Humans hunted Australia's giant vertebrates to extinction about 40,000 years ago, the latest research published in Science has concluded. The cause of the widespread extinction has provoked much debate, with climate change being one theory.
However, scientists studied dung samples from 130,000 and 41,000 years ago, when humans arrived, and concluded hunting and fire were the cause. The extinction in turn caused major ecological changes to the landscape.
How do they conclude that it was human intervention?
They found Sporormiella spores, which grow in herbivore dung, virtually disappeared around 41,000 years ago, a time when no known climate transformation was taking place. At the same time, the incidence of fire increased, as shown by a steep rise in charcoal fragments.
It appears that humans, who arrived in Australia around this time, hunted the megafauna to extinction, the scientists said....

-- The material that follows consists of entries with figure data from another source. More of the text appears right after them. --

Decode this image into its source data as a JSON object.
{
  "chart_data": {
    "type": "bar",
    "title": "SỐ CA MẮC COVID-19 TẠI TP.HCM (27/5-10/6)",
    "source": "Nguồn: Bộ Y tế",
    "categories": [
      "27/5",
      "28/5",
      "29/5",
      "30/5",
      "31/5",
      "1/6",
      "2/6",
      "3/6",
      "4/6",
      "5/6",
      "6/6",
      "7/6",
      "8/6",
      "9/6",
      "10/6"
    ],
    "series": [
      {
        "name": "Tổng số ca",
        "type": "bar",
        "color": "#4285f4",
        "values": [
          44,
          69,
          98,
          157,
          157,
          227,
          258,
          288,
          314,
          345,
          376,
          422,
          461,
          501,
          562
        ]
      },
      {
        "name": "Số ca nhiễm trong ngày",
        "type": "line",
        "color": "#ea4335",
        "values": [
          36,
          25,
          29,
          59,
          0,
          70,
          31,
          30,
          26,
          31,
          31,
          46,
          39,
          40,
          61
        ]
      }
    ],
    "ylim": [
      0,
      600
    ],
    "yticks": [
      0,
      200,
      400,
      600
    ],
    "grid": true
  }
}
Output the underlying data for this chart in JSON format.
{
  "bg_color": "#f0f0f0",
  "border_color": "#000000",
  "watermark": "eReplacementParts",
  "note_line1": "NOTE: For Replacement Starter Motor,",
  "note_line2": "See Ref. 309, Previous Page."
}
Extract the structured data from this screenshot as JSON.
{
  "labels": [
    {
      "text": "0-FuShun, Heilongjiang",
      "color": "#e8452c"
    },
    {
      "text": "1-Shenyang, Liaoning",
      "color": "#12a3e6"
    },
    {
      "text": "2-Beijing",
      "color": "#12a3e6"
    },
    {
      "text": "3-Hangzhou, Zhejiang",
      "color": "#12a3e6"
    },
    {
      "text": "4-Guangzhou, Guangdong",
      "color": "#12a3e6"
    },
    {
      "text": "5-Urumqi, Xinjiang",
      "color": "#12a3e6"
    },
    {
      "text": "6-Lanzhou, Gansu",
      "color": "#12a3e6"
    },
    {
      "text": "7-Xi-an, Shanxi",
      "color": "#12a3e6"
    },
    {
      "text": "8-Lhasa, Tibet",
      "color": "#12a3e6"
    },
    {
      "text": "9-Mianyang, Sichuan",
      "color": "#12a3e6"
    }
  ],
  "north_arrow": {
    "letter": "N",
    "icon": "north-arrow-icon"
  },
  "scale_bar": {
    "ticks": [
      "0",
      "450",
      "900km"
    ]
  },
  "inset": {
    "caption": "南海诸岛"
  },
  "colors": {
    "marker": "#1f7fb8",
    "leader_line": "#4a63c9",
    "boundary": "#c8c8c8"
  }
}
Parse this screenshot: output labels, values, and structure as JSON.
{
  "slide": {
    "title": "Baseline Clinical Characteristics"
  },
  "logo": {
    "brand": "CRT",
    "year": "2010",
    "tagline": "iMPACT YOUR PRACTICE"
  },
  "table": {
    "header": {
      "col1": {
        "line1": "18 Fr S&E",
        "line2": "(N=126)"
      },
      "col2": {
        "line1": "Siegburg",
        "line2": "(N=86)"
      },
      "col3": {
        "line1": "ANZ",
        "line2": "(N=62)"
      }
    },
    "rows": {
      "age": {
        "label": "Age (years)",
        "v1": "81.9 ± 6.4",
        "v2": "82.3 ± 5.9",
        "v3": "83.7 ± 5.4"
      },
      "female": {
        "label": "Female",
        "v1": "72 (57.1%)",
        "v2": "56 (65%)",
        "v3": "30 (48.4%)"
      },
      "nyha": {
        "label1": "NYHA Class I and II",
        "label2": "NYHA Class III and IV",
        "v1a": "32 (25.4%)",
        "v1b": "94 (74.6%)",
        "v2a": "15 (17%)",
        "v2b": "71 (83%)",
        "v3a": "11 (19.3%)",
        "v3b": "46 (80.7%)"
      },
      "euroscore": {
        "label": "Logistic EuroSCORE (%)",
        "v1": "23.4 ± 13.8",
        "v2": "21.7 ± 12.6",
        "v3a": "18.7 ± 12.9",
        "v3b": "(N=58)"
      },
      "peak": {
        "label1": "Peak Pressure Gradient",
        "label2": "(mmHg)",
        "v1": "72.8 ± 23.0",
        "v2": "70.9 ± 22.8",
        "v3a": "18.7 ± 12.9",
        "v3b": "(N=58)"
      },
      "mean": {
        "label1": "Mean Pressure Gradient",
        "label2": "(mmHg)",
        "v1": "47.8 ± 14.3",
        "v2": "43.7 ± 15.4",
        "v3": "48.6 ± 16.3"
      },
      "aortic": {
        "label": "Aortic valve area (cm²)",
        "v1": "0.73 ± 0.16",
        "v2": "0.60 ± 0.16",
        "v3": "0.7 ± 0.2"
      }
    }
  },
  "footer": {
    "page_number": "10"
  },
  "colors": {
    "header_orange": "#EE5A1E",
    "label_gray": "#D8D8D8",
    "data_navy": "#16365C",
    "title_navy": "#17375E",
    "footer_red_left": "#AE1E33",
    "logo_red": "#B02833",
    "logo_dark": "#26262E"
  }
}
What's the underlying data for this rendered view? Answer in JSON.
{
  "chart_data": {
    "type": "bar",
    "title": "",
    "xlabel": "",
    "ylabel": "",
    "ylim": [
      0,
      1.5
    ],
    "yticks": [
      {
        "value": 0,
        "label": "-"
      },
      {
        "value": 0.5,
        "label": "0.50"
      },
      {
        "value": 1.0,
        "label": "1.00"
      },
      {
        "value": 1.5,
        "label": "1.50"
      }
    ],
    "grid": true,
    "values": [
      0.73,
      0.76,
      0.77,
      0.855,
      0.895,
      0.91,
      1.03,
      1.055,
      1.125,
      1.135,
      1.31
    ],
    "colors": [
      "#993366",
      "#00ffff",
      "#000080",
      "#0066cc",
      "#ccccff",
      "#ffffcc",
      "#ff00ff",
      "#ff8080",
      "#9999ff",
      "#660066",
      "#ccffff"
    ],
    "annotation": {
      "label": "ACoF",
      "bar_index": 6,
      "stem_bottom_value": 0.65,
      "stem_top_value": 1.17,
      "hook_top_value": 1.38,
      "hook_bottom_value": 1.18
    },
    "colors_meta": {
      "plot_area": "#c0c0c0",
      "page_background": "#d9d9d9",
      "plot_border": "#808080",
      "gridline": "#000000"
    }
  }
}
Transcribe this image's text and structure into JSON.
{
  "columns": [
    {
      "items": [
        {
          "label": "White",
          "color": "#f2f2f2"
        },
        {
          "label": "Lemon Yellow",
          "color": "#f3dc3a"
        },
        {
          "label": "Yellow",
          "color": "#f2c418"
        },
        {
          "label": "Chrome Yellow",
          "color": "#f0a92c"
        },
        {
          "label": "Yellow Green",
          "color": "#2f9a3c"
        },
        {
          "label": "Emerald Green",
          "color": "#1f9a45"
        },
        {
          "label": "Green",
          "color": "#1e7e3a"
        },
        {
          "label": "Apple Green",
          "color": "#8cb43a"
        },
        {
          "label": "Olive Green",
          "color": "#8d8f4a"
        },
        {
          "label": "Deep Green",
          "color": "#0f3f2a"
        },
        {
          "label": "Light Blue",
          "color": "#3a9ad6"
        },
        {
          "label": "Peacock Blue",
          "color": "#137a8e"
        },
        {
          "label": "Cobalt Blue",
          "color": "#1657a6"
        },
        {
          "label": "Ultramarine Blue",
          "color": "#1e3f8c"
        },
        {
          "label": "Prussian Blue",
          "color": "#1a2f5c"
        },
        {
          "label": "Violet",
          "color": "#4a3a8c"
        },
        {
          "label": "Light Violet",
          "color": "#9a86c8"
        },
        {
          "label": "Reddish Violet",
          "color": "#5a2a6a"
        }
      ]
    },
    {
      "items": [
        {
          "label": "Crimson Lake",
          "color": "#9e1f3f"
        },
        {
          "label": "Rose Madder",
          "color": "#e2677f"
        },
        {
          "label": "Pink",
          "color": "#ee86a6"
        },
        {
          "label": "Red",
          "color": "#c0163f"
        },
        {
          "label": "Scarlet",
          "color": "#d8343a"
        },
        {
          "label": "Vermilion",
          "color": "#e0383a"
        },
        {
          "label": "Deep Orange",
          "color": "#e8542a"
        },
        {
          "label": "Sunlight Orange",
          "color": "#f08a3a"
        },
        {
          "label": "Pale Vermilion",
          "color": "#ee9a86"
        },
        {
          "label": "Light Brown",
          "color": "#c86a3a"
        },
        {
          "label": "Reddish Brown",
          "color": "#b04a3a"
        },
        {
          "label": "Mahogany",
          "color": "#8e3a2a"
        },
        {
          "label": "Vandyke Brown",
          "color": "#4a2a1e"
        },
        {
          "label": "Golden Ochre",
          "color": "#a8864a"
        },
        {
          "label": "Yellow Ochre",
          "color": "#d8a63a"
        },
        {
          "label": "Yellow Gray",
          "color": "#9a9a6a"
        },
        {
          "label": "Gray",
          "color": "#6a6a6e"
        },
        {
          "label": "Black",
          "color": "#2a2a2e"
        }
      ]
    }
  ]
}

So, they found the evidence in $#!*? How prosaic! Still, it seems like the end of a rather long logic chain, and dependent on a number of coincidences. I don't think Las Vegas CSI would win the case on this evidence..
Mixed rainforest was replaced by leathery-leaved, scrubby vegetation called sclerophyll. But these changes to the landscape took place after the animal extinctions, indicating that they were the result of the extinction and not its cause, they said.
Human-lit fire - deliberately targeted and more frequent than lightning - had a devastating effect of plants that had previously been protected. "Any climate change at those times was modest and highly unlikely to affect the outcome," author Matt McGlone wrote in Science.
I guess I don't really doubt that humans did in most of the megafauna, but I wonder why the megafauna of Africa, original home of the human race fared so well compared to the megafauna of Australia, North America, Europe and Asia. Did the
African megafauna evolve in conjunction with increasing/evolving human influence and thus avoid the worst?